An organization or an individual goes through 5 stages of maturity when building Roadmaps. The most basic one starts with the product manager holding the all the information to themselves to the most advanced stage where everyone in the organization uses the Product Roadmap as their North Star. These 5 stages are:
- “I Tell You What to Do.”We don’t have any Roadmap. The product manager tosses requirements over the wall to engineering, and we don’t know why we’re building what we’re building.
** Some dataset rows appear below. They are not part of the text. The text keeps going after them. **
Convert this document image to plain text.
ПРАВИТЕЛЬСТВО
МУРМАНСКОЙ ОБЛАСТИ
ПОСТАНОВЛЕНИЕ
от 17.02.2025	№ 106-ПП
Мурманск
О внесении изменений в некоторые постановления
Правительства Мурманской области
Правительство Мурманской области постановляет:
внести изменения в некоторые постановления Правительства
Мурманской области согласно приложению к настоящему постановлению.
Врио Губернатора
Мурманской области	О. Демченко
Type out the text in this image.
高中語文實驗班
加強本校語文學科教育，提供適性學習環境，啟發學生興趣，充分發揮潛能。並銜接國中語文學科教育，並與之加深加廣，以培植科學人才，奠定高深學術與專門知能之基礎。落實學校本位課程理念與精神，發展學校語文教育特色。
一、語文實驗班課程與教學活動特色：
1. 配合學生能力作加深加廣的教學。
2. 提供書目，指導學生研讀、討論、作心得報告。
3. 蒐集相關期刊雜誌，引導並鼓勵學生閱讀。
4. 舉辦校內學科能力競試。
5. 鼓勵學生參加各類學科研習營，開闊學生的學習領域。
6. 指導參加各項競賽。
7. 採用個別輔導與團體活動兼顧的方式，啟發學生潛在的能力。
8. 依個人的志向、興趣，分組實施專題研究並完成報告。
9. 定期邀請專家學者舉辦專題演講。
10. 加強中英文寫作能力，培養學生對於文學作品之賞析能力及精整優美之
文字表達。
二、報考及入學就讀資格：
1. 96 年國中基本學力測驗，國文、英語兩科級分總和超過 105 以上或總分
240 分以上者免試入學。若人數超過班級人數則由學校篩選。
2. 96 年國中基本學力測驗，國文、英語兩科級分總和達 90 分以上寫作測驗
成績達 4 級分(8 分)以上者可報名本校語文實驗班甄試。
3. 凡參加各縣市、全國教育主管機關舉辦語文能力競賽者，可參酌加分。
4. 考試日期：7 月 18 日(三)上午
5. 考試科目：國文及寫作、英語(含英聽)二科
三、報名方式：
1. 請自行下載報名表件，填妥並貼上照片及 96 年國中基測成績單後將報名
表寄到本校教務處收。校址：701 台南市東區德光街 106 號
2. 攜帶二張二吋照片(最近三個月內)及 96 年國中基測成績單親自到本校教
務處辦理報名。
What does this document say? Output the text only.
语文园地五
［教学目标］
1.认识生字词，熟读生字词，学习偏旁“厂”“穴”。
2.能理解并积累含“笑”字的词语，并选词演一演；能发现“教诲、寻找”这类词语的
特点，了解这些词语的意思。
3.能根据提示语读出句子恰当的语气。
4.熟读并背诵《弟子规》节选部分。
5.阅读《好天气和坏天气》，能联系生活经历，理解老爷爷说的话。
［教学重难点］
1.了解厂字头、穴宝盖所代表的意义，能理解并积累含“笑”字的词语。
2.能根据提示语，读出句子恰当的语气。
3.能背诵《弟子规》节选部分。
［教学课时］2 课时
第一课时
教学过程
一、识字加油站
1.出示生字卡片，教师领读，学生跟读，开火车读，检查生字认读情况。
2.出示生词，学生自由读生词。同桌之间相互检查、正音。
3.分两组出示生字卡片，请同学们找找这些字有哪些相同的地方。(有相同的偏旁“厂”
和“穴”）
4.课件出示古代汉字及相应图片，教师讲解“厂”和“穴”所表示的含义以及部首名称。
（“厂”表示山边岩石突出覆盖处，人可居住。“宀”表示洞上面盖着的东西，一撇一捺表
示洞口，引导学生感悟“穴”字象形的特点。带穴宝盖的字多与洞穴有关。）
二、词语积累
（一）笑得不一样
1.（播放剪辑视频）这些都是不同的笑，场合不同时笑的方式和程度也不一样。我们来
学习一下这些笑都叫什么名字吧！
- “Our Product Team has a Roadmap.”The product manager creates an ad hoc release plan, but isn’t shared outside the circle of decision-makers. Roadmaps are only created when needed to communicate with leadership, changes frequently, and only lists features – not objectives or larger goals.
- “Our Product Team has a Shared Roadmap about Upcoming Features.”The product team maintains a relatively stable Roadmap which is shared with other teams at our company. We know which features are being built, but we aren’t sure what those features are meant to achieve, or how they fit into our larger business goals. Sometimes our product team tells us specific release dates and can’t meet those commitments.
- “Our Product Team has a Shared Product Vision.”The product team maintains a shared strategic Roadmap which highlights the business goals they’re focusing on, and which features support those goals. Stakeholders can dive deeper into the business context behind each feature. Nevertheless, other teams don’t look at this Roadmap often, and our customer-facing teams don’t feel comfortable speaking to the Roadmap publicly or conveying our broader goals.
- “Everyone Rallies Around Our Product Strategy and Roadmap.”We all have access to the Roadmap we need, and we all actively refer to the Roadmap on a regular basis. Every person at our organization understands where our product is headed and why, and can evangelize this vision to stakeholders and customers.